Sometimes the best reason to say something is that it makes all the right people angry
President Bush by again raising that clairon call of freedom and rightly denouncing Syria and Iran as oppressive dictatorships which support terrorism, has evidently made both Syria and Iran angery.I tend to like the fact that Bush has basically called a spade and spade and denounced Syria and Iran. Far too long the whole notion that "he may be a bastard but he's our bastard" has been in operation as the world struggled between two super powers each seeking to arrange countries like pieces on a playing board. The sad fact of the matter was that regardless of whose side the muderous regime and or dictator in question was on, he was still a blood thirsty tyrant.

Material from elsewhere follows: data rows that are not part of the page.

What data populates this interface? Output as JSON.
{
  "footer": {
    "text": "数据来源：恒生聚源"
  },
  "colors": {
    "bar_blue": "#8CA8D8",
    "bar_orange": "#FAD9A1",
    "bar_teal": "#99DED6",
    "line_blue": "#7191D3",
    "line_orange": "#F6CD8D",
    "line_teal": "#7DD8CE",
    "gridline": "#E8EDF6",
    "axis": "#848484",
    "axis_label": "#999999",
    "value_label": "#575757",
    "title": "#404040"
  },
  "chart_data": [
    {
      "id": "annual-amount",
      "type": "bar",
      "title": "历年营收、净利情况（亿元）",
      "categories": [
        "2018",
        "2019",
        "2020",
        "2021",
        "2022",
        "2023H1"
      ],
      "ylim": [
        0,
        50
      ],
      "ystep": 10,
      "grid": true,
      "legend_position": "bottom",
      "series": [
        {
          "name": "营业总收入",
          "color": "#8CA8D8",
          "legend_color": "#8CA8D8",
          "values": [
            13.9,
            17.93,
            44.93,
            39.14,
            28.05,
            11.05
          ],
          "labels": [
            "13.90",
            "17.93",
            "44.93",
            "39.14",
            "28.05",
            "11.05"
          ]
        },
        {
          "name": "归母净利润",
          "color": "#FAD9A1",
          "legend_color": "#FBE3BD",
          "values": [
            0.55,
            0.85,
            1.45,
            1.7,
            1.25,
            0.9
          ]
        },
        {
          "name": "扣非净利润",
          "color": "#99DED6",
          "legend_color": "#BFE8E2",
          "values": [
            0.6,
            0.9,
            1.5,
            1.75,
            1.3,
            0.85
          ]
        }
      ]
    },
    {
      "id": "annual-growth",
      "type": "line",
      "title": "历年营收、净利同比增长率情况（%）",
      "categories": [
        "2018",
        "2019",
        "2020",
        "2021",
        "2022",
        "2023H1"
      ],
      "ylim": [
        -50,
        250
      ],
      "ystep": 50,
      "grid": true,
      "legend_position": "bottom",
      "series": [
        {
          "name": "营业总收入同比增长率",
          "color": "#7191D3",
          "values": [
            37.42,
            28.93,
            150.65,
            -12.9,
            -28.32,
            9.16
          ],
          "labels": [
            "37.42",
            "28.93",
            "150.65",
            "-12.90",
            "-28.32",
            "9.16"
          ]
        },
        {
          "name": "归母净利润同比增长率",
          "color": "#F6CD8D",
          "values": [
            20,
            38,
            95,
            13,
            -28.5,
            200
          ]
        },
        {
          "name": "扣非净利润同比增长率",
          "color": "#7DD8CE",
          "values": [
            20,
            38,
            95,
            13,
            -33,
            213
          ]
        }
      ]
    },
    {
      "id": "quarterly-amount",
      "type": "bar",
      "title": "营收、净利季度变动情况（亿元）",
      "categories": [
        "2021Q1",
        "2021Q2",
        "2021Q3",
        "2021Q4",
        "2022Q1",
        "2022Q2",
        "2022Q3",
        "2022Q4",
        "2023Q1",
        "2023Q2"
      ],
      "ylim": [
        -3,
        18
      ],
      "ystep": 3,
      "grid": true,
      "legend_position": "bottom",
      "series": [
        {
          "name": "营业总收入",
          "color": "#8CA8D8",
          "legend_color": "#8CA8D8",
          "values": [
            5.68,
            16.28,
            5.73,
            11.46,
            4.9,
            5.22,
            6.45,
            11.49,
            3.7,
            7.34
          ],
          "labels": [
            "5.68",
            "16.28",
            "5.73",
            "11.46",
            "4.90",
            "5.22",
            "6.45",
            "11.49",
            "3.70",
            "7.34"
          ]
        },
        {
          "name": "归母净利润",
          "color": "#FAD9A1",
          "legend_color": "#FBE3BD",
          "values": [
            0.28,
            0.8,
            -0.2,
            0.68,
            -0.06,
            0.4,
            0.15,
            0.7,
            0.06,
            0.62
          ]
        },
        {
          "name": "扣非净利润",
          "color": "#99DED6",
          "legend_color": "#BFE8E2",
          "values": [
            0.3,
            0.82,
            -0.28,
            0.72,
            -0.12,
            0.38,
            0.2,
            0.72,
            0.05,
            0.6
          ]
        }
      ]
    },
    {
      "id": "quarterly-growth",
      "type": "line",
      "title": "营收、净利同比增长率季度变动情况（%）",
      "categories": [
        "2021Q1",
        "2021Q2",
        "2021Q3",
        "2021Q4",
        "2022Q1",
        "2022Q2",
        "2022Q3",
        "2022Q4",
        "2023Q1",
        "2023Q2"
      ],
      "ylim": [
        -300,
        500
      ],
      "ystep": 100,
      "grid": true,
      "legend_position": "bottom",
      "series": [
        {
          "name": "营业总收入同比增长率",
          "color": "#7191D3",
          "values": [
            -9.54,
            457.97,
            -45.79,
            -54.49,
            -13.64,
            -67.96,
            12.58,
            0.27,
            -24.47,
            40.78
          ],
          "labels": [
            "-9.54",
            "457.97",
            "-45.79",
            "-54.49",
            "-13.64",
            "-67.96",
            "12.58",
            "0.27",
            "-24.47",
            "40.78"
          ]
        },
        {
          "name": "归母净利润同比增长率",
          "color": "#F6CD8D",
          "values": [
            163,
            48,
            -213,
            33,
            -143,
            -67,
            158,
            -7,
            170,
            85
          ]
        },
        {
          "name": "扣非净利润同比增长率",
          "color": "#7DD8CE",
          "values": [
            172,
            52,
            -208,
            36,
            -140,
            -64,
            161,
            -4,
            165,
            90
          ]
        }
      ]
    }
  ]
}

The desirability of allowing these intransient governments to persist has ended. No longer is there the "greater evil" of Communism to fight. Now there is only an assortment of lesser evils. Like weeds they must be methodically plucked from the garden of nations until they are no more. Iraq and Afghanistan have been a good start, and undoubtably that alone has made both Syria and Iran terribly uncomfortable.

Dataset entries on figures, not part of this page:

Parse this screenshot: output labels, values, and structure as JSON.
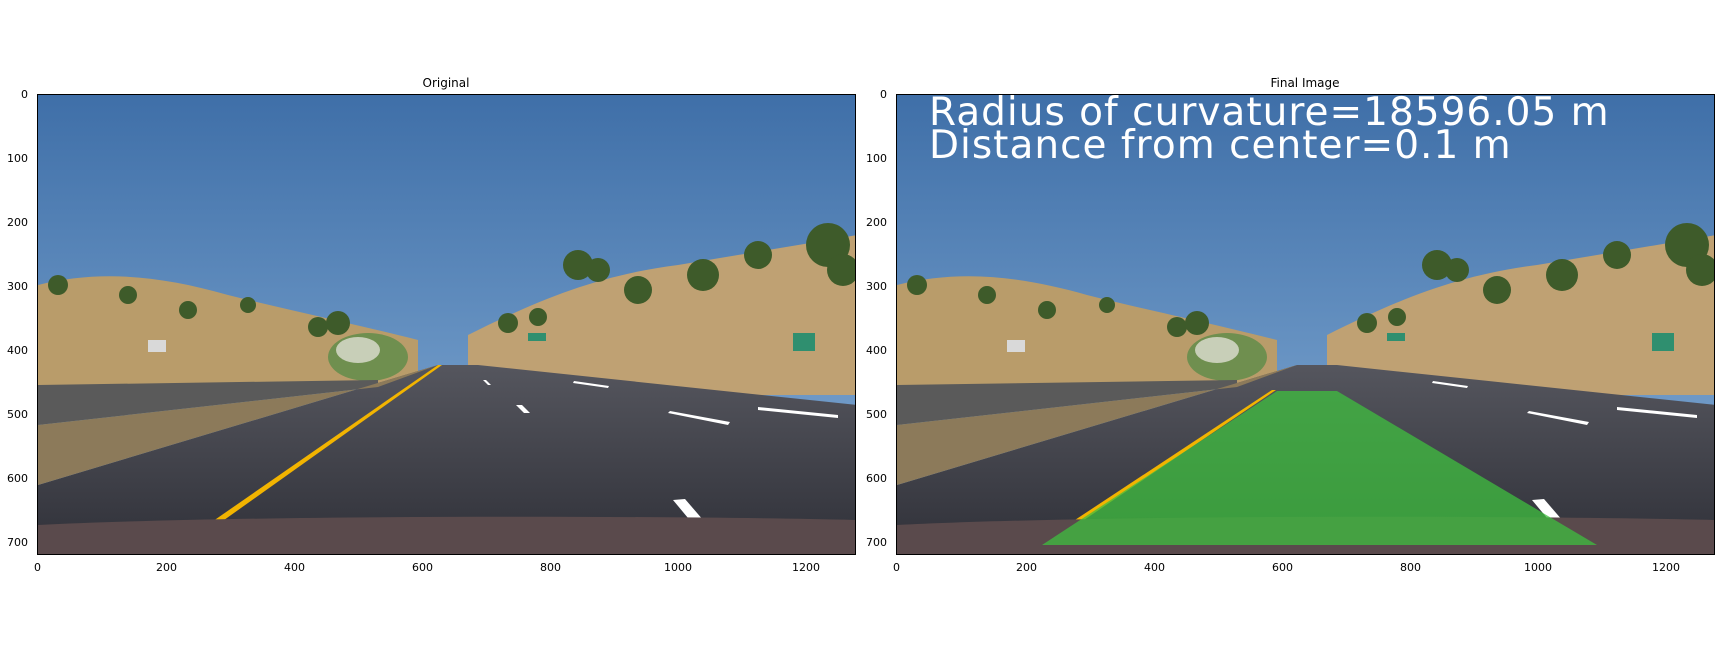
{
  "figure": {
    "panels": [
      {
        "title": "Original",
        "y_ticks": [
          "0",
          "100",
          "200",
          "300",
          "400",
          "500",
          "600",
          "700"
        ],
        "x_ticks": [
          "0",
          "200",
          "400",
          "600",
          "800",
          "1000",
          "1200"
        ]
      },
      {
        "title": "Final Image",
        "overlay": {
          "line1": "Radius of curvature=18596.05 m",
          "line2": "Distance from center=0.1 m"
        },
        "lane_fill_color": "#3fbf3f",
        "y_ticks": [
          "0",
          "100",
          "200",
          "300",
          "400",
          "500",
          "600",
          "700"
        ],
        "x_ticks": [
          "0",
          "200",
          "400",
          "600",
          "800",
          "1000",
          "1200"
        ]
      }
    ],
    "colors": {
      "sky_top": "#3f6fa8",
      "sky_bottom": "#7aa4cf",
      "hills": "#b99c6a",
      "road": "#3b3c44",
      "yellow_line": "#f2b400",
      "lane_overlay": "#3fbf3f"
    }
  }
}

Two of the most backward regimes in the world have been given notice that change must occur and that if it doesn't come from within, it will be given a helping hand from without. Thus with a hundred thousand American troups in a neighbouring country where a new democratic government is being established and a foreign backed insurgency steadily being beaten down - further change in imminent. No longer will the atrocities and indirect threats these countries offer be ignored but they shall be taken for what they are enemies of all free people.
There is dissatisfaction brewing with the authoritarian regimes governing both countries and undoubtably freedom only a border away offers hope to the opressed. Thus as Iraq becomes more well in hand, I would say full of hawkish glee on the Damascus and on to Tehran!